Ending deforestation and replanting forests just as important as weaning ourselves from fossil fuels. There are actually three distinct activities, besides stopping deforestation, that can boost forests’ role in halting global warming: afforestation, or planting trees on land that was not previously forest; reforestation, in which forests are replanted on land that had been forest in the past; and forest restoration, which involves planting new trees to improve the health of a degraded forest. 



Another report, also released last week, by Forest Climate Analytics, looks at large-scale afforestation, reforestation, and restoration efforts in China, India, and South Korea. Through their tree planting efforts, these three countries removed more than 12 billion metric tons of carbon dioxide from the atmosphere over the past two decades, according to the report, providing “evidence for the scale of carbon removals that are achievable through active interventions centered on tree planting and maintenance.” 

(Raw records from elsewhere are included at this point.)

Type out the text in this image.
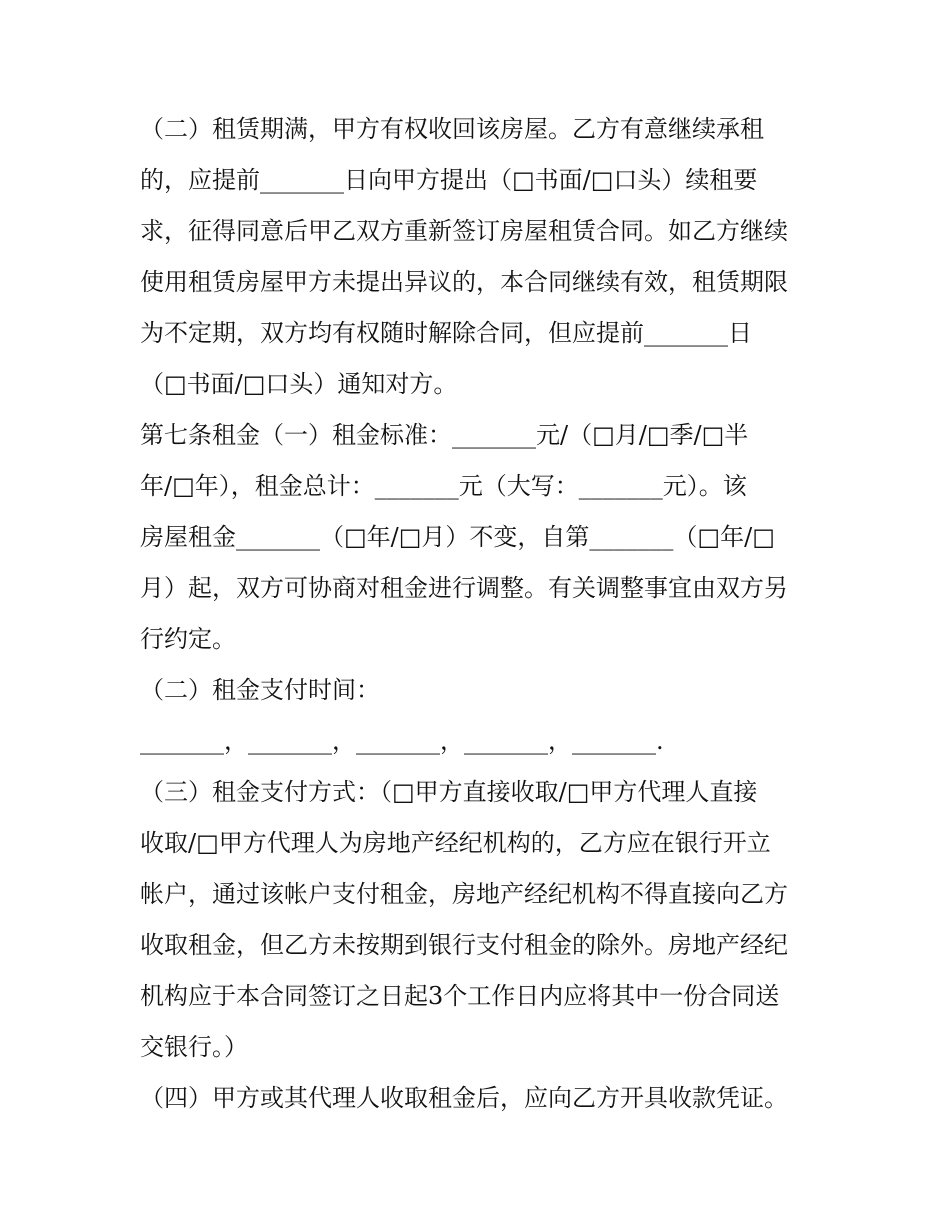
（二）租赁期满，甲方有权收回该房屋。乙方有意继续承租
的，应提前_______日向甲方提出（□书面/□口头）续租要
求，征得同意后甲乙双方重新签订房屋租赁合同。如乙方继续
使用租赁房屋甲方未提出异议的，本合同继续有效，租赁期限
为不定期，双方均有权随时解除合同，但应提前_______日
（□书面/□口头）通知对方。
第七条租金（一）租金标准：_______元/（□月/□季/□半
年/□年），租金总计：_______元（大写：_______元）。该
房屋租金_______（□年/□月）不变，自第_______（□年/□
月）起，双方可协商对租金进行调整。有关调整事宜由双方另
行约定。
（二）租金支付时间：
_______，_______，_______，_______，_______.
（三）租金支付方式：（□甲方直接收取/□甲方代理人直接
收取/□甲方代理人为房地产经纪机构的，乙方应在银行开立
帐户，通过该帐户支付租金，房地产经纪机构不得直接向乙方
收取租金，但乙方未按期到银行支付租金的除外。房地产经纪
机构应于本合同签订之日起3个工作日内应将其中一份合同送
交银行。）
（四）甲方或其代理人收取租金后，应向乙方开具收款凭证。
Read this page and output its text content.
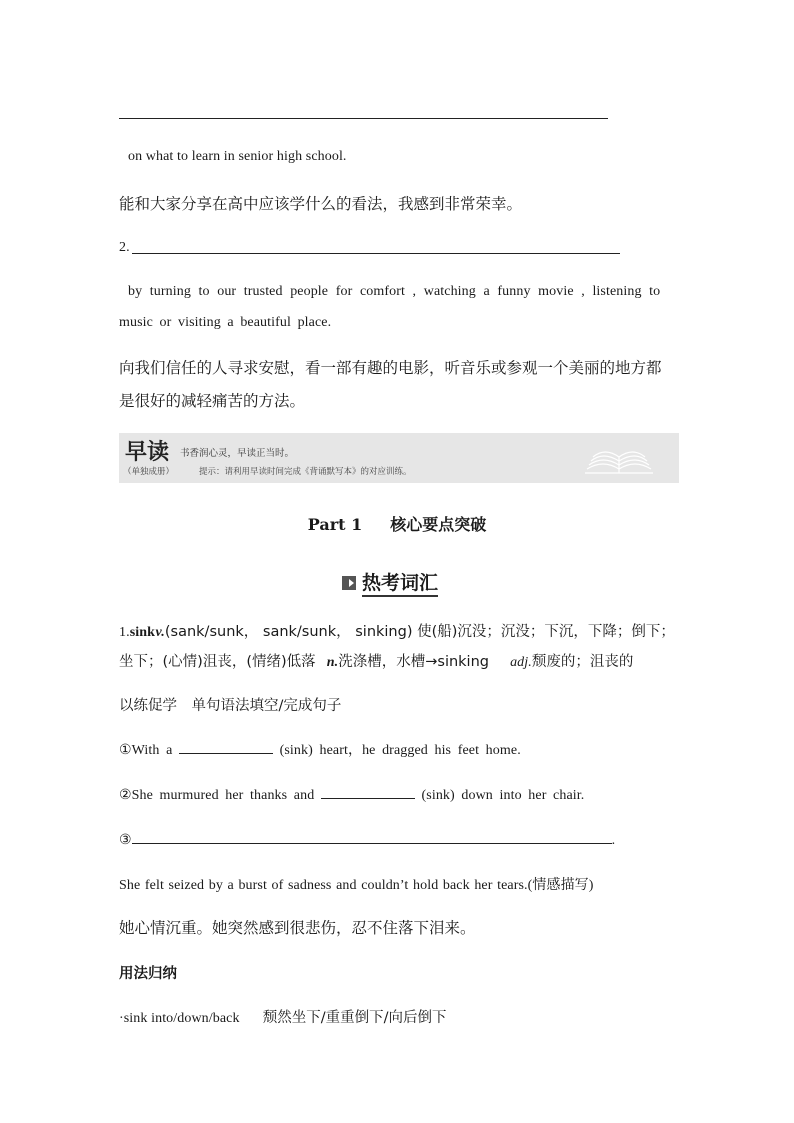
on what to learn in senior high school.
能和大家分享在高中应该学什么的看法，我感到非常荣幸。
2.
by turning to our trusted people for comfort , watching a funny movie , listening to
music or visiting a beautiful place.
向我们信任的人寻求安慰，看一部有趣的电影，听音乐或参观一个美丽的地方都
是很好的减轻痛苦的方法。
早读 书香润心灵，早读正当时。
（单独成册）	提示：请利用早读时间完成《背诵默写本》的对应训练。
Part 1 核心要点突破
热考词汇
1.sink v.(sank/sunk， sank/sunk， sinking) 使(船)沉没；沉没；下沉，下降；倒下；
坐下；(心情)沮丧，(情绪)低落 n.洗涤槽，水槽→sinking adj.颓废的；沮丧的
以练促学　单句语法填空/完成句子
①With a	(sink) heart，he dragged his feet home.
②She murmured her thanks and	(sink) down into her chair.
③	.
She felt seized by a burst of sadness and couldn’t hold back her tears.(情感描写)
她心情沉重。她突然感到很悲伤，忍不住落下泪来。
用法归纳
·sink into/down/back 颓然坐下/重重倒下/向后倒下
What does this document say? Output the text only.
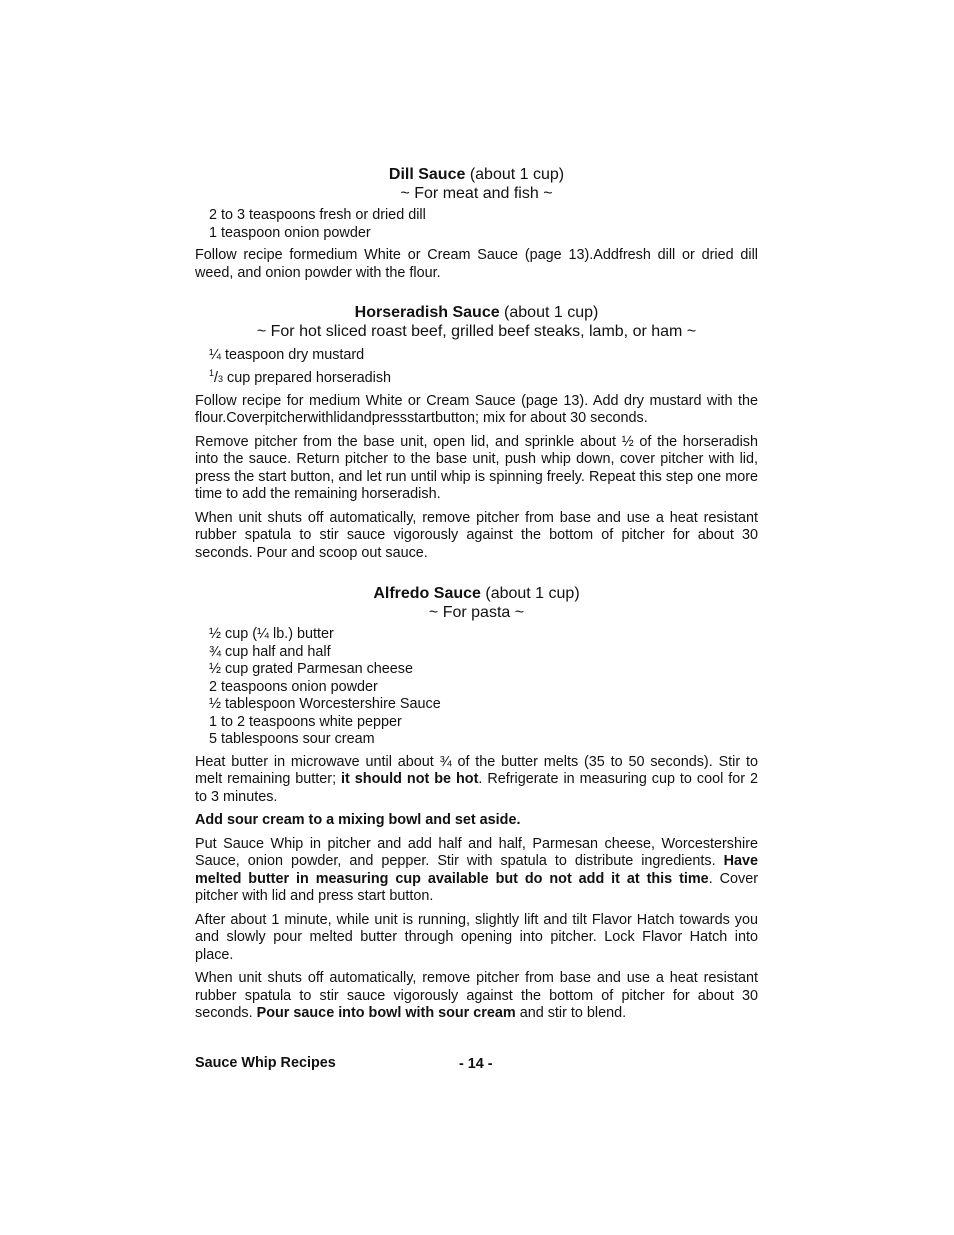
Dill Sauce (about 1 cup)
~ For meat and fish ~
2 to 3 teaspoons fresh or dried dill
1 teaspoon onion powder

Follow recipe formedium White or Cream Sauce (page 13).Addfresh dill or dried dill weed, and onion powder with the flour.

Horseradish Sauce (about 1 cup)
~ For hot sliced roast beef, grilled beef steaks, lamb, or ham ~
¼ teaspoon dry mustard
$^1/_3$ cup prepared horseradish

Follow recipe for medium White or Cream Sauce (page 13). Add dry mustard with the flour.Coverpitcherwithlidandpressstartbutton; mix for about 30 seconds.

Remove pitcher from the base unit, open lid, and sprinkle about ½ of the horseradish into the sauce. Return pitcher to the base unit, push whip down, cover pitcher with lid, press the start button, and let run until whip is spinning freely. Repeat this step one more time to add the remaining horseradish.

When unit shuts off automatically, remove pitcher from base and use a heat resistant rubber spatula to stir sauce vigorously against the bottom of pitcher for about 30 seconds. Pour and scoop out sauce.

Alfredo Sauce (about 1 cup)
~ For pasta ~
½ cup (¼ lb.) butter
¾ cup half and half
½ cup grated Parmesan cheese
2 teaspoons onion powder
½ tablespoon Worcestershire Sauce
1 to 2 teaspoons white pepper
5 tablespoons sour cream

Heat butter in microwave until about ¾ of the butter melts (35 to 50 seconds). Stir to melt remaining butter; it should not be hot. Refrigerate in measuring cup to cool for 2 to 3 minutes.

Add sour cream to a mixing bowl and set aside.

Put Sauce Whip in pitcher and add half and half, Parmesan cheese, Worcestershire Sauce, onion powder, and pepper. Stir with spatula to distribute ingredients. Have melted butter in measuring cup available but do not add it at this time. Cover pitcher with lid and press start button.

After about 1 minute, while unit is running, slightly lift and tilt Flavor Hatch towards you and slowly pour melted butter through opening into pitcher. Lock Flavor Hatch into place.

When unit shuts off automatically, remove pitcher from base and use a heat resistant rubber spatula to stir sauce vigorously against the bottom of pitcher for about 30 seconds. Pour sauce into bowl with sour cream and stir to blend.

Sauce Whip Recipes	- 14 -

“The experience of China — which produces more carbon emissions than any other country — is especially noteworthy, as reforestation programs there not only removed CO2 from the atmosphere and increased forest cover by more than 50 percent, but also provided additional income to rural communities and ensured that forests provide critical ecosystem services that support agricultural productivity,” Michael Wolosin, Forest Climate Analytics’ president and the author of the report, said in a statement. 



Yet another piece of research — a working paper co-authored by Martin Herold of Wageningen University in The Netherlands — further underscores the point that forests are just as important to halting global temperature rises as weaning ourselves off of fossil fuels. Herold and his colleagues estimate that there is 40 percent more carbon stored in Earth’s forests as there is in all known fossil fuel deposits around the world. In fact, the researchers say, there is five times more carbon currently stored in forests than we can pump into Earth’s atmosphere and still meet the 2°C target. 



“Releasing this carbon into the atmosphere through continuing deforestation not only commits us to the worst impacts of climate change, but also results in the loss of a globally important carbon sink,” Herold said in a statement. “People often misunderstand the longevity of forests — sure, individual trees die, but forests naturally grow back. As long as the land use does not change, forests are a permanent fixture of the earth’s carbon sequestering architecture. Protecting the carbon stored in forests is no different than taking action to ensure fossil deposits stay underground.” 



One major hurdle to overcome: Funding to keep forests standing is lagging severely behind the financing made available to industries, especially agriculture, that contribute most to deforestation. Total investments aimed at stopping deforestation represent just $2.3 billion of the $167 billion that multilateral institutions and developed countries have committed to climate change mitigation efforts since 2010. That’s less than 1.5 percent of climate mitigation funds, according to a report by Climate Focus. Over that same time period, financing for business-as-usual agricultural practices has been nearly 40 times more abundant than the funds provided for forest protection, per the report. 



“As countries work to make good on their commitments under the global climate agreement, we need to look at where we’ve already had success in reducing carbon in the atmosphere by protecting and growing forests,” Wageningen University’s Wolosin said. 



“China’s example shows that we don’t need to wait for a future technological fix for carbon removal. Forests are a natural carbon removal technology—and one that is proven and available immediately to be deployed at a large scale. Without significant leadership from policy makers, this moment of opportunity to realize the full mitigation potential of forests and lands could be lost.”